Natural gas-fueled power generation promising in China

China's natural gas output soared to 100 billion cubic meters in 2011/XINHUA

BEIJING, Mar 8 – Natural gas-fired power plants are likely to edge aside coal in China as the world’s second biggest economy seeks to reduce air pollutions and the feedstock supply looks ample.

China would start monitoring fine particulate matter (PM2.5) in rich regions and “extend the practice” to all cities at and above the prefectural level by 2015, said Premier Wen Jiabao in a government work report delivered at the opening meeting of the parliamentary session on Monday.

Analysts expect the move will squeeze power plants fuelled by cheap but dirty coal and give natural gas-fired power plants an upper hand in obtaining government approvals.

In addition, the future supply of the feedstock looks sufficient as the country steps up efforts to tap natural gas, both conventional and unconventional, analysts said.

China’s conventional natural gas output soared to 100 billion cubic meters in 2011 from the mere 30 billion cubic meters in 2000.

The country also has rich unconventional gas reserves. The Ministry of Land and Resources (MLR) estimated that China has potential shale gas reserves of 134 trillion cubic meters, including recoverable resources of 25 trillion cubic meters. Zhang Dawei, an official at the MLR, forecast that China’s shale gas output would reach 100 billion cubic meters by 2020.
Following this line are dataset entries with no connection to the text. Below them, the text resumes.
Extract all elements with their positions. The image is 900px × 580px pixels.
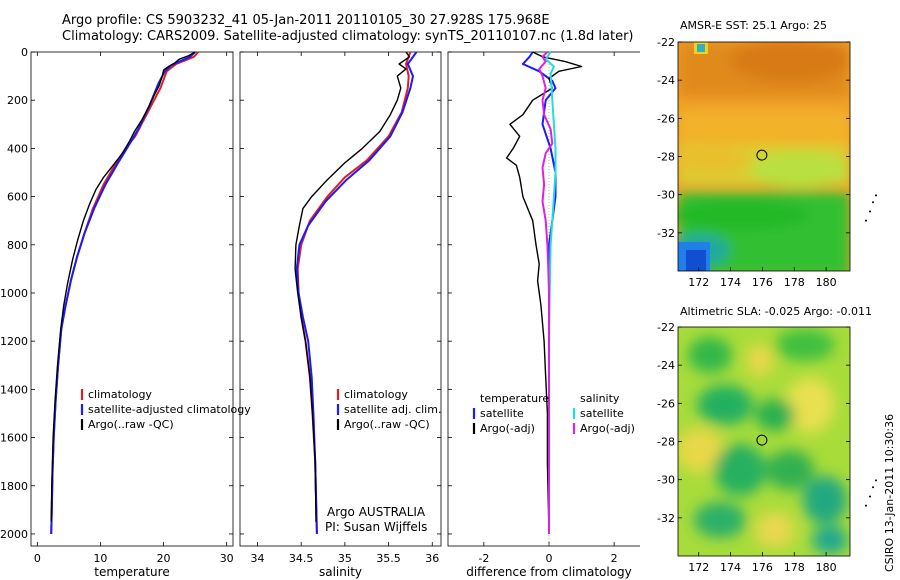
x-tick-label: 36 (425, 552, 439, 565)
profile-panel-2: 34 34.5 35 35.5 36 salinity climatology satelli… (239, 51, 442, 579)
y-tick-label: 2000 (0, 528, 28, 541)
trajectory-dot (865, 504, 867, 507)
x-tick-label: 0 (546, 552, 553, 565)
trajectory-dot (875, 194, 877, 197)
x-tick-label: 10 (93, 552, 107, 565)
legend-entry: Argo(-adj) (580, 422, 635, 435)
x-tick-label: 34 (250, 552, 264, 565)
x-tick-label: 35.5 (376, 552, 401, 565)
x-tick-label: 30 (220, 552, 234, 565)
float-position-marker (756, 434, 768, 446)
map-lat-label: -32 (657, 227, 675, 240)
plot-frame (239, 51, 442, 547)
map-lon-label: 174 (720, 561, 741, 574)
trajectory-dot (875, 479, 877, 482)
y-tick-label: 800 (7, 239, 28, 252)
map-lon-label: 176 (752, 276, 773, 289)
plot-title-line1: Argo profile: CS 5903232_41 05-Jan-2011 … (62, 13, 550, 28)
map-lat-label: -32 (657, 512, 675, 525)
legend-entry: climatology (88, 388, 152, 401)
x-tick-label: 0 (34, 552, 41, 565)
map-lon-label: 178 (784, 561, 805, 574)
sst-map-title: AMSR-E SST: 25.1 Argo: 25 (680, 19, 828, 32)
series-line (50, 51, 196, 522)
sla-map-title: Altimetric SLA: -0.025 Argo: -0.011 (680, 305, 872, 318)
csiro-timestamp: CSIRO 13-Jan-2011 10:30:36 (883, 413, 896, 572)
map-lat-label: -26 (657, 112, 675, 125)
legend-entry: Argo(-adj) (480, 422, 535, 435)
sla-map-image (678, 327, 850, 556)
program-credit: Argo AUSTRALIA (327, 505, 426, 519)
legend-entry: satellite adj. clim. (344, 403, 441, 416)
map-lat-label: -22 (657, 321, 675, 334)
y-tick-label: 200 (7, 94, 28, 107)
map-lon-label: 180 (816, 276, 837, 289)
map-lat-label: -30 (657, 474, 675, 487)
map-lat-label: -30 (657, 189, 675, 202)
map-lat-label: -22 (657, 36, 675, 49)
x-tick-label: 20 (157, 552, 171, 565)
trajectory-dot (872, 486, 874, 489)
map-lon-label: 172 (688, 561, 709, 574)
y-tick-label: 1800 (0, 480, 28, 493)
series-line (50, 51, 196, 535)
legend-entry: climatology (344, 388, 408, 401)
x-axis-label: temperature (94, 565, 169, 579)
series-line (538, 51, 554, 534)
y-tick-label: 1000 (0, 287, 28, 300)
series-line (295, 51, 418, 535)
float-position-marker (756, 149, 768, 161)
map-lon-label: 180 (816, 561, 837, 574)
map-lon-label: 176 (752, 561, 773, 574)
sst-map-image (678, 42, 850, 271)
y-tick-label: 1400 (0, 383, 28, 396)
y-tick-label: 1600 (0, 432, 28, 445)
legend-group-title: salinity (580, 392, 620, 405)
legend-entry: Argo(..raw -QC) (88, 418, 174, 431)
map-lat-label: -28 (657, 151, 675, 164)
trajectory-dot (869, 495, 871, 498)
x-tick-label: 34.5 (289, 552, 314, 565)
x-tick-label: -2 (478, 552, 489, 565)
y-tick-label: 0 (21, 46, 28, 59)
temperature-profile-chart: 0 10 20 30temperature0200400600800100012001… (0, 46, 640, 579)
trajectory-dot (869, 210, 871, 213)
map-lon-label: 172 (688, 276, 709, 289)
legend-entry: satellite-adjusted climatology (88, 403, 251, 416)
y-tick-label: 400 (7, 142, 28, 155)
x-tick-label: 2 (611, 552, 618, 565)
profile-panel-1: 0 10 20 30 temperature 0 200 400 600 800 1000 1200 1… (0, 46, 251, 579)
map-lon-label: 178 (784, 276, 805, 289)
x-axis-label: difference from climatology (466, 565, 632, 579)
y-tick-label: 600 (7, 191, 28, 204)
map-lat-label: -28 (657, 436, 675, 449)
legend-group-title: temperature (480, 392, 549, 405)
legend-entry: satellite (480, 407, 524, 420)
series-line (50, 51, 200, 535)
plot-frame (30, 51, 234, 547)
series-line (505, 51, 583, 535)
plot-title-line2: Climatology: CARS2009. Satellite-adjuste… (62, 29, 634, 44)
trajectory-dot (872, 201, 874, 204)
trajectory-dot (865, 219, 867, 222)
pi-credit: PI: Susan Wijffels (325, 520, 428, 534)
legend-entry: satellite (580, 407, 624, 420)
map-lat-label: -26 (657, 397, 675, 410)
map-lat-label: -24 (657, 359, 675, 372)
map-lon-label: 174 (720, 276, 741, 289)
maps-area: -22 -24 -26 -28 -30 -32 172 174 176 178 180 -22 -24 -… (657, 36, 877, 574)
map-lat-label: -24 (657, 74, 675, 87)
x-axis-label: salinity (319, 565, 362, 579)
legend-entry: Argo(..raw -QC) (344, 418, 430, 431)
y-tick-label: 1200 (0, 335, 28, 348)
x-tick-label: 35 (338, 552, 352, 565)
series-line (294, 51, 411, 522)
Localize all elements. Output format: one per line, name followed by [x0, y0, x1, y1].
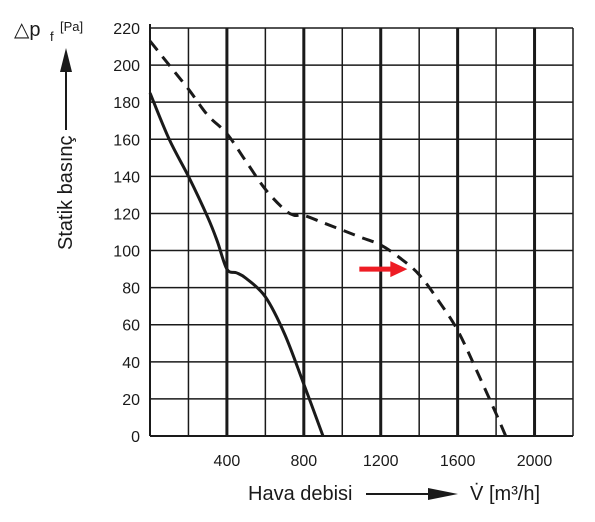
y-tick-label: 80	[122, 281, 140, 298]
x-symbol: V̇	[470, 483, 484, 505]
y-tick-label: 40	[122, 355, 140, 372]
x-unit: [m³/h]	[489, 483, 540, 505]
y-tick-label: 160	[113, 132, 140, 149]
y-subscript: f	[50, 29, 54, 44]
y-tick-label: 100	[113, 244, 140, 261]
x-tick-label: 2000	[517, 453, 553, 470]
annotation-layer	[359, 261, 408, 278]
y-tick-label: 120	[113, 206, 140, 223]
x-tick-label: 400	[214, 453, 241, 470]
y-title-arrow-head	[60, 48, 72, 72]
y-unit: [Pa]	[60, 19, 83, 34]
annotation-arrow-head	[390, 261, 408, 278]
y-axis-title: Statik basınç	[55, 135, 77, 250]
y-tick-label: 60	[122, 318, 140, 335]
y-tick-label: 200	[113, 58, 140, 75]
y-tick-label: 180	[113, 95, 140, 112]
y-tick-label: 20	[122, 392, 140, 409]
x-axis-title: Hava debisi	[248, 483, 353, 505]
y-tick-label: 140	[113, 169, 140, 186]
x-tick-label: 800	[290, 453, 317, 470]
series-layer	[148, 40, 508, 437]
x-title-arrow-head	[428, 488, 458, 500]
series-line-solid	[148, 92, 325, 437]
y-tick-label: 220	[113, 21, 140, 38]
x-tick-label: 1600	[440, 453, 476, 470]
axis-layer: 0 20 40 60 80 100 120 140 160 180 200 220 400 800 1200…	[113, 21, 573, 470]
y-tick-label: 0	[131, 429, 140, 446]
x-tick-label: 1200	[363, 453, 399, 470]
y-symbol: △p	[14, 19, 41, 41]
series-line-dashed	[148, 40, 508, 437]
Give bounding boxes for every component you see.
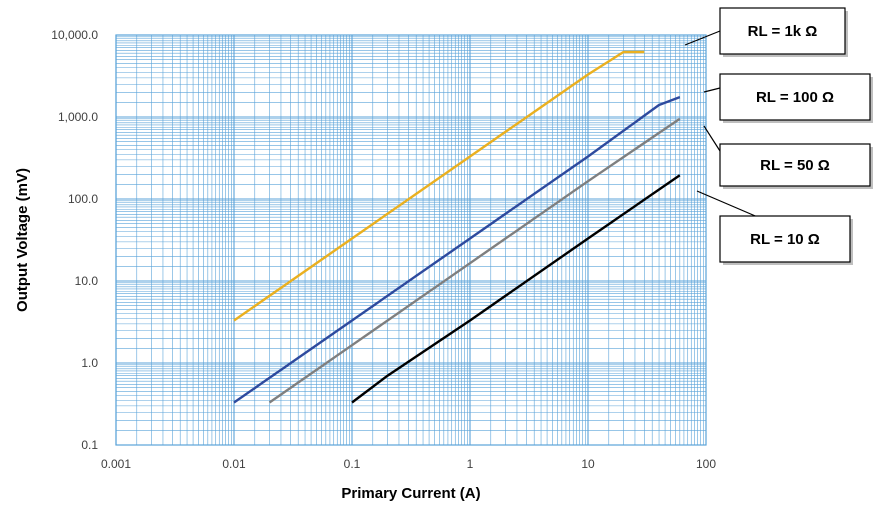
- callout-label: RL = 100 Ω: [756, 89, 834, 106]
- callout-label: RL = 50 Ω: [760, 157, 830, 174]
- callout-label: RL = 1k Ω: [748, 23, 818, 40]
- callout-box: [719, 143, 871, 187]
- x-tick-label: 0.1: [344, 457, 361, 471]
- y-tick-label: 0.1: [81, 438, 98, 452]
- x-tick-labels: 0.001 0.01 0.1 1 10 100: [101, 457, 716, 471]
- y-tick-label: 1.0: [81, 356, 98, 370]
- x-tick-label: 0.001: [101, 457, 131, 471]
- callout-leader: [703, 87, 721, 93]
- x-tick-label: 1: [467, 457, 474, 471]
- series-line: [351, 174, 681, 404]
- series-lines: [233, 50, 681, 404]
- callouts: RL = 1k Ω RL = 100 Ω RL = 50 Ω RL = 10 Ω: [684, 7, 873, 265]
- callout-leader: [684, 30, 721, 46]
- y-tick-labels: 0.1 1.0 10.0 100.0 1,000.0 10,000.0: [51, 28, 98, 452]
- y-axis-title: Output Voltage (mV): [14, 168, 31, 312]
- plot-border: [115, 34, 707, 446]
- y-tick-label: 100.0: [68, 192, 98, 206]
- callout-leader: [703, 125, 721, 152]
- x-tick-label: 10: [581, 457, 595, 471]
- y-tick-label: 10.0: [75, 274, 99, 288]
- y-tick-label: 10,000.0: [51, 28, 98, 42]
- series-line: [268, 117, 681, 404]
- callout-leader: [696, 190, 761, 219]
- x-axis-title: Primary Current (A): [341, 485, 480, 502]
- callout-box: [719, 215, 851, 263]
- series-line: [233, 50, 645, 322]
- callout-box: [719, 73, 871, 121]
- callout-box: [719, 7, 846, 55]
- grid: [115, 35, 706, 446]
- series-line: [233, 95, 681, 404]
- callout-label: RL = 10 Ω: [750, 231, 820, 248]
- x-tick-label: 100: [696, 457, 716, 471]
- x-tick-label: 0.01: [222, 457, 246, 471]
- y-tick-label: 1,000.0: [58, 110, 98, 124]
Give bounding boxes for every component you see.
In paces that could rival the rapid increase of gas ouput, the construction of gas pipelines and liquefied natural gas (LNG) bounced forward in past years.

So far, China has built a domestic network including two West-to-East pipelines, the Sichuan-to-East pipeline and three Shaanxi-Beijing pipelines, as well as three cross-border pipelines: the China-Central Asia pipeline, the China-Myanmar pipeline and the China-Russia pipeline.

Meanwhile, LNG terminals are spreading in the world’s third largest country by territory area. By the end of 2012, China is expected to have 12 LNG terminals in coastal cities with a total capacity of 35 million tonnes/year.